Egypt has said it will conduct more tests this week in search of a hidden chamber in King Tutankhamun’s tomb that a British archaeologist believes may be the burial place of Queen Nefertiti.
Archaeologists have never discovered the mummy of the legendary beauty, but renowned British archaeologist Nicholas Reeves said in a recent study that her tomb could be in a secret chamber adjoining Tutankhamun’s tomb in the Valley of Kings in Luxor in southern Egypt.
Reeves, who was in Luxor in September to probe his theory, believes one door of Tutankhamun’s tomb could conceal the burial place of Nefertiti.
“The search will involve using radar and infra-red technologies,” Damati said, adding that they would cause “no damage” to the tomb. The findings will be announced at a press conference in Luxor on November 28, he said.

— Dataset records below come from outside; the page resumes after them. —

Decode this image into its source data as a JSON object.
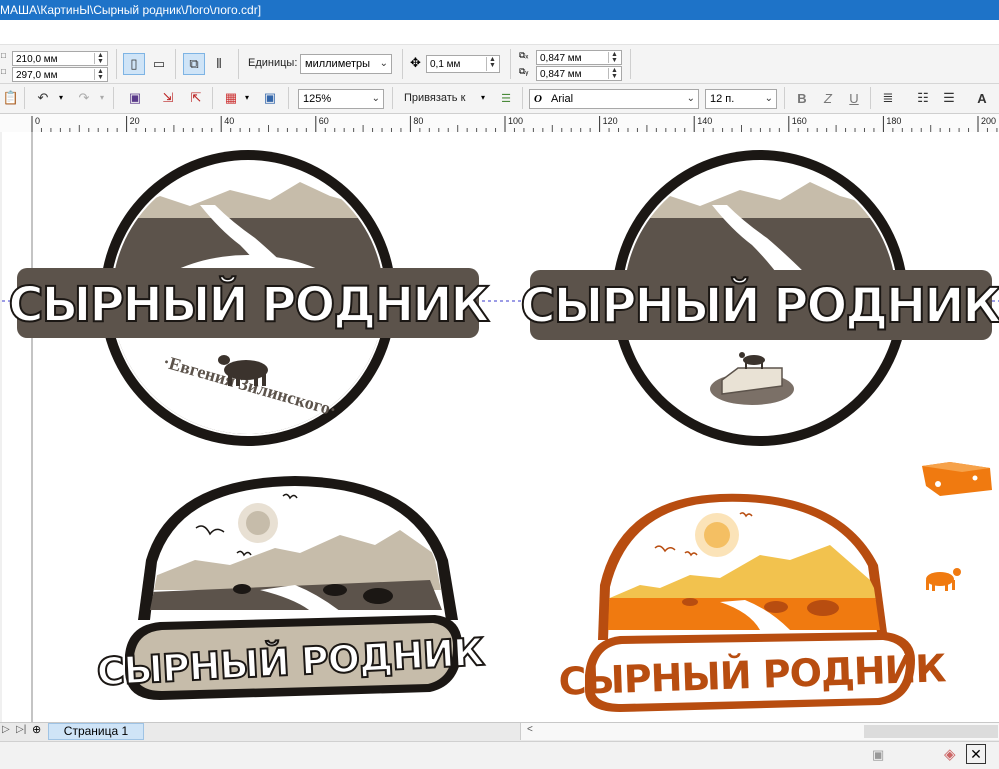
{
  "titlebar": {
    "path": "МАША\\КартинЫ\\Сырный родник\\Лого\\лого.cdr]"
  },
  "propbar": {
    "width": "210,0 мм",
    "height": "297,0 мм",
    "units_label": "Единицы:",
    "units_value": "миллиметры",
    "nudge": "0,1 мм",
    "dup_x": "0,847 мм",
    "dup_y": "0,847 мм"
  },
  "stdbar": {
    "zoom": "125%",
    "snap_label": "Привязать к",
    "font_name": "Arial",
    "font_size": "12 п.",
    "bold": "B",
    "italic": "Z",
    "underline": "U",
    "textA": "A"
  },
  "ruler": {
    "ticks": [
      "0",
      "20",
      "40",
      "60",
      "80",
      "100",
      "120",
      "140",
      "160",
      "180",
      "200"
    ]
  },
  "logos": {
    "title": "СЫРНЫЙ РОДНИК",
    "subtitle": "·Евгения Зилинского·"
  },
  "tabs": {
    "page1": "Страница 1"
  },
  "colors": {
    "brown": "#5c534b",
    "dark": "#1b1714",
    "beige": "#c6bcaa",
    "orange": "#b84d10",
    "yellow": "#f2c24e",
    "sun": "#f4bf63"
  }
}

Experts carried out a preliminary scan of the tomb earlier this month using infra-red thermography to map out the temperature of its walls.
Damati said at that time that the analysis showed “differences in the temperatures registered on different parts of the northern wall” of the tomb.
The minister and Reeves differ on whose mummy they expect to find.
According to Reeves, professor of archaeology at the University of Arizona, Tutankhamun, who died unexpectedly, was buried hurriedly in an underground chamber probably not intended for him.
His death would have forced priests to reopen Nefertiti’s tomb 10 years after her death because the young pharaoh’s own mausoleum had not yet been built.
But Damati believes that such a chamber, if found adjoining Tutankhamun’s tomb, may contain Kiya, a wife of the pharaoh Akhenaten.
Damati hopes scanning the walls of Tutankhamun’s tomb will reveal “the discovery of the century”.
Nefertiti played a major political and religious role in the 14th century BC. She actively supported her husband Akhenaten — Tutankhamun’s father — who temporarily converted ancient Egypt to monotheism by imposing the cult of sun god Aton.
Tutankhamun died aged 19 in 1324 BC after just nine years on the throne. His final resting place was discovered by another British Egyptologist, Howard Carter, in 1922.